For an instant she struck him dumb. Was Tira so lovely? To him certainly she had a beauty almost inexpressible. But was it really inherent in her? Or was it something in the veil he found about her, that haze of hopeless suffering?
"Do you think she's beautiful?"
His voice was keen; curiosity had thinned it to an edge. Nan answered it with exactness.
"I think she's the most beautiful thing I ever saw. She doesn't know it. If she did, she'd probably wave her hair and put on strange chiffons, what Charlotte calls dewdads. She'd have to be the cleverest woman on earth to resist them. And because she's probably never been an inch out of this country neighborhood, she'd rig herself up—Charlotte again!—in the things the girls like round here. But she either doesn't know her power or she doesn't care."

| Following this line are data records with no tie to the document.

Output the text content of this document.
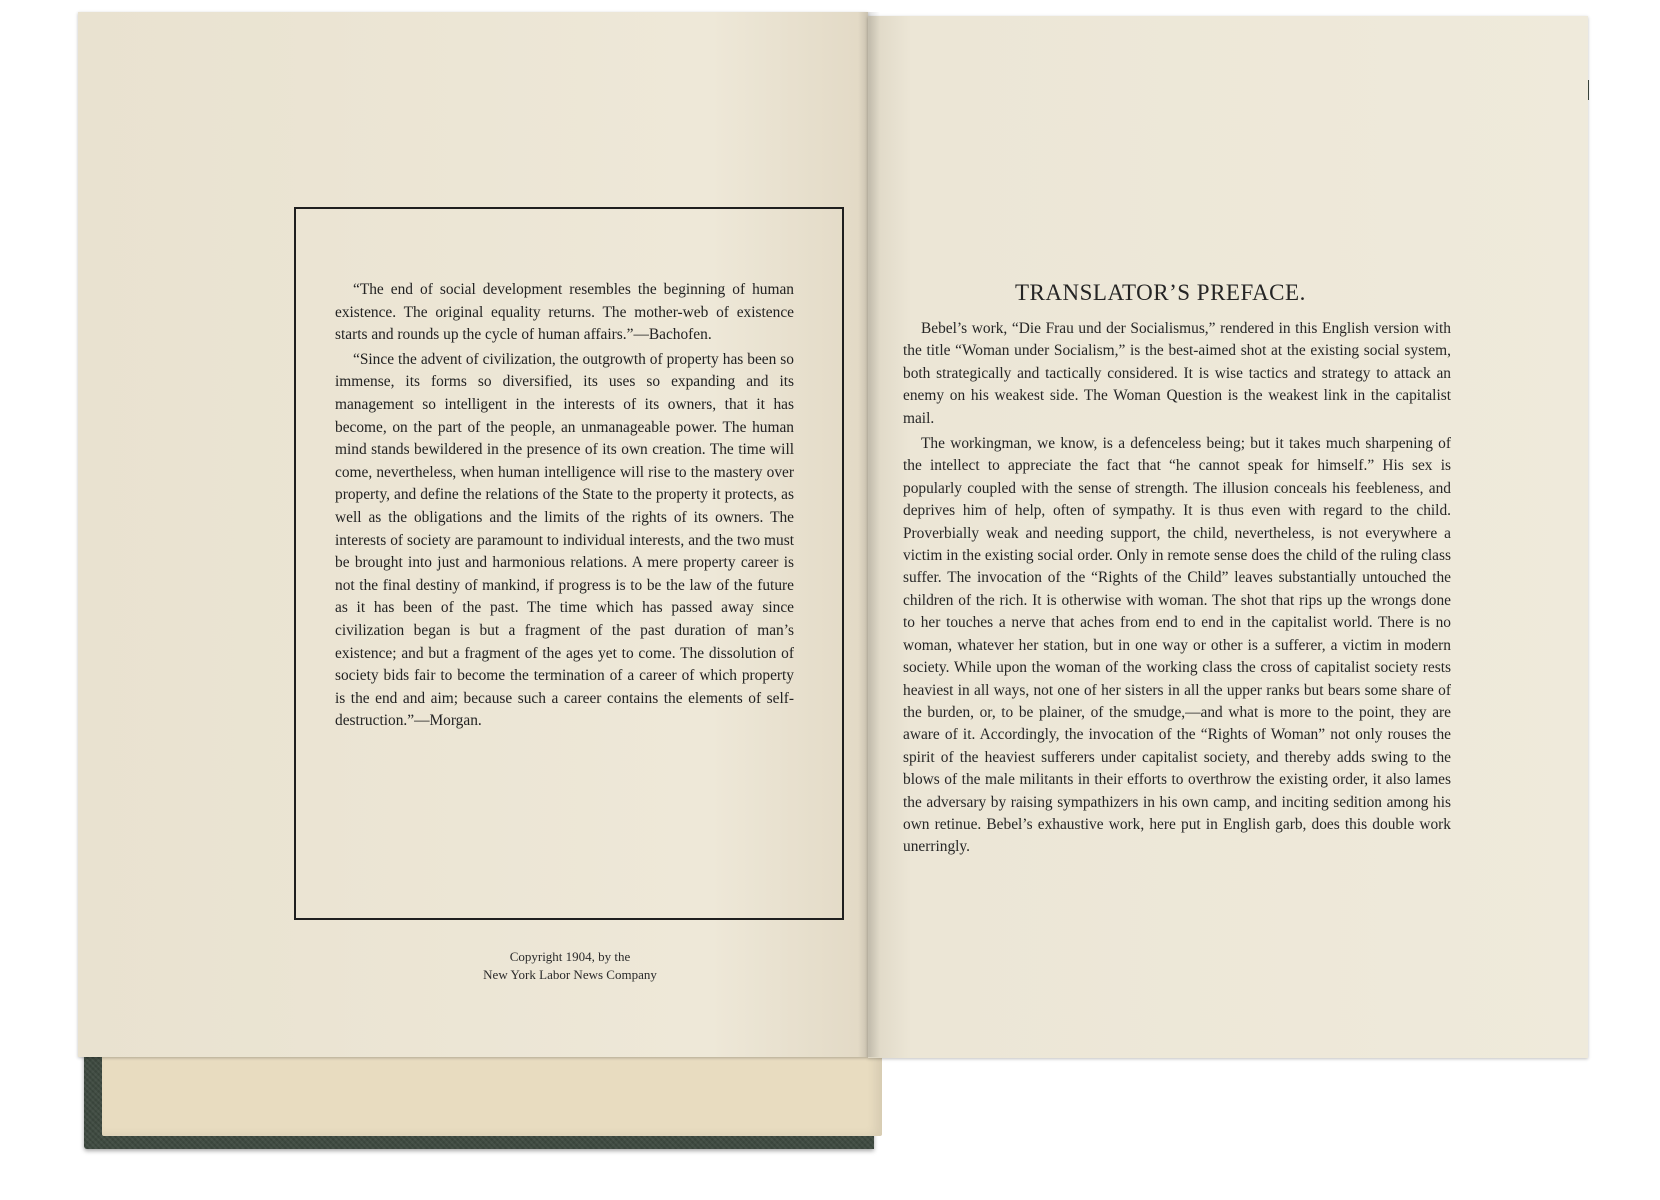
“The end of social development resembles the beginning of human existence. The original equality returns. The mother-web of existence starts and rounds up the cycle of human affairs.”—Bachofen.

“Since the advent of civilization, the outgrowth of property has been so immense, its forms so diversified, its uses so expanding and its management so intelligent in the interests of its owners, that it has become, on the part of the people, an unmanageable power. The human mind stands bewildered in the presence of its own creation. The time will come, nevertheless, when human intelligence will rise to the mastery over property, and define the relations of the State to the property it protects, as well as the obligations and the limits of the rights of its owners. The interests of society are paramount to individual interests, and the two must be brought into just and harmonious relations. A mere property career is not the final destiny of mankind, if progress is to be the law of the future as it has been of the past. The time which has passed away since civilization began is but a fragment of the past duration of man’s existence; and but a fragment of the ages yet to come. The dissolution of society bids fair to become the termination of a career of which property is the end and aim; because such a career contains the elements of self-destruction.”—Morgan.

Copyright 1904, by the
New York Labor News Company
TRANSLATOR’S PREFACE.

Bebel’s work, “Die Frau und der Socialismus,” rendered in this English version with the title “Woman under Socialism,” is the best-aimed shot at the existing social system, both strategically and tactically considered. It is wise tactics and strategy to attack an enemy on his weakest side. The Woman Question is the weakest link in the capitalist mail.

The workingman, we know, is a defenceless being; but it takes much sharpening of the intellect to appreciate the fact that “he cannot speak for himself.” His sex is popularly coupled with the sense of strength. The illusion conceals his feebleness, and deprives him of help, often of sympathy. It is thus even with regard to the child. Proverbially weak and needing support, the child, nevertheless, is not everywhere a victim in the existing social order. Only in remote sense does the child of the ruling class suffer. The invocation of the “Rights of the Child” leaves substantially untouched the children of the rich. It is otherwise with woman. The shot that rips up the wrongs done to her touches a nerve that aches from end to end in the capitalist world. There is no woman, whatever her station, but in one way or other is a sufferer, a victim in modern society. While upon the woman of the working class the cross of capitalist society rests heaviest in all ways, not one of her sisters in all the upper ranks but bears some share of the burden, or, to be plainer, of the smudge,—and what is more to the point, they are aware of it. Accordingly, the invocation of the “Rights of Woman” not only rouses the spirit of the heaviest sufferers under capitalist society, and thereby adds swing to the blows of the male militants in their efforts to overthrow the existing order, it also lames the adversary by raising sympathizers in his own camp, and inciting sedition among his own retinue. Bebel’s exhaustive work, here put in English garb, does this double work unerringly.
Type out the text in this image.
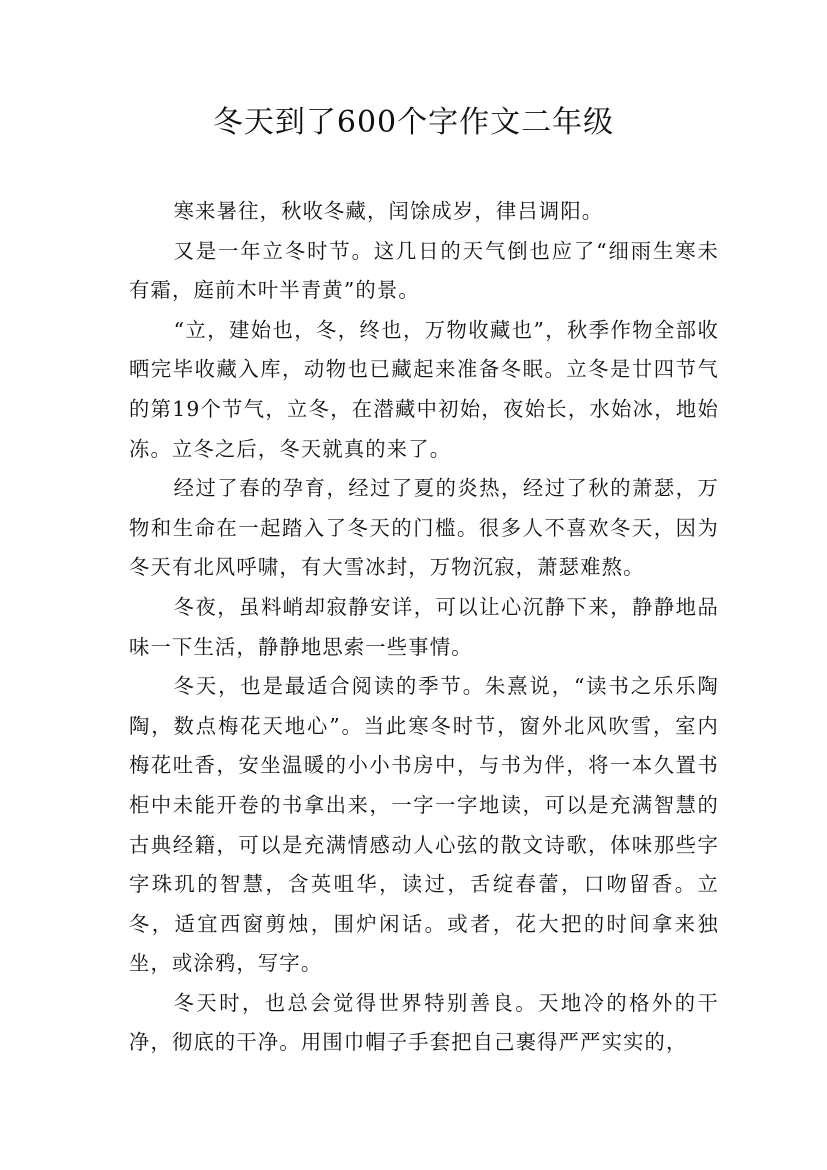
冬天到了600个字作文二年级

寒来暑往，秋收冬藏，闰馀成岁，律吕调阳。

又是一年立冬时节。这几日的天气倒也应了“细雨生寒未有霜，庭前木叶半青黄”的景。

“立，建始也，冬，终也，万物收藏也”，秋季作物全部收晒完毕收藏入库，动物也已藏起来准备冬眠。立冬是廿四节气的第19个节气，立冬，在潜藏中初始，夜始长，水始冰，地始冻。立冬之后，冬天就真的来了。

经过了春的孕育，经过了夏的炎热，经过了秋的萧瑟，万物和生命在一起踏入了冬天的门槛。很多人不喜欢冬天，因为冬天有北风呼啸，有大雪冰封，万物沉寂，萧瑟难熬。

冬夜，虽料峭却寂静安详，可以让心沉静下来，静静地品味一下生活，静静地思索一些事情。

冬天，也是最适合阅读的季节。朱熹说，“读书之乐乐陶陶，数点梅花天地心”。当此寒冬时节，窗外北风吹雪，室内梅花吐香，安坐温暖的小小书房中，与书为伴，将一本久置书柜中未能开卷的书拿出来，一字一字地读，可以是充满智慧的古典经籍，可以是充满情感动人心弦的散文诗歌，体味那些字字珠玑的智慧，含英咀华，读过，舌绽春蕾，口吻留香。立冬，适宜西窗剪烛，围炉闲话。或者，花大把的时间拿来独坐，或涂鸦，写字。

冬天时，也总会觉得世界特别善良。天地冷的格外的干净，彻底的干净。用围巾帽子手套把自己裹得严严实实的，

"I'm inclined to think," said Raven slowly, "she never has looked at herself in that way. It has brought her things she doesn't want, things that made her suffer. And she's worked so hard trying to manage the whole business—life and her sufferings—she hasn't had time to lay much stress on her looks."
"It's all so strange," said Nan, as if the barriers were down and she wanted to indicate something hardly clear to herself. "You see, she isn't merely beautiful. Most of us look like what we are. We're rather nice looking, like me, or we're plain. But she 'takes back,' as Charlotte would say. She reminds you of things, pictures, and music, and dead queens—isn't there a verse about 'queens that died young and fair'?—and—O heavens, Rookie! I can't say it—but all the old hungers and happinesses, the whole business."
"I wonder," said Raven impetuously, "if you think she's got any mind at all. Or whether it's nothing but line and color?"
Nan shook her head.
"She's got something better than a mind. She has a faithful heart. And if a man—a man I cared about—got bewitched by her, I'd tell him to snatch her up and run off with her, and even if he found she was hollow inside, he'd have had a minute worth living for, and he could take his punishment and say 'twas none too much."
"You'd tell him!" Raven suggested, smiling at her heat and yet moved by it. "You weren't going to fetter your man by telling him anything."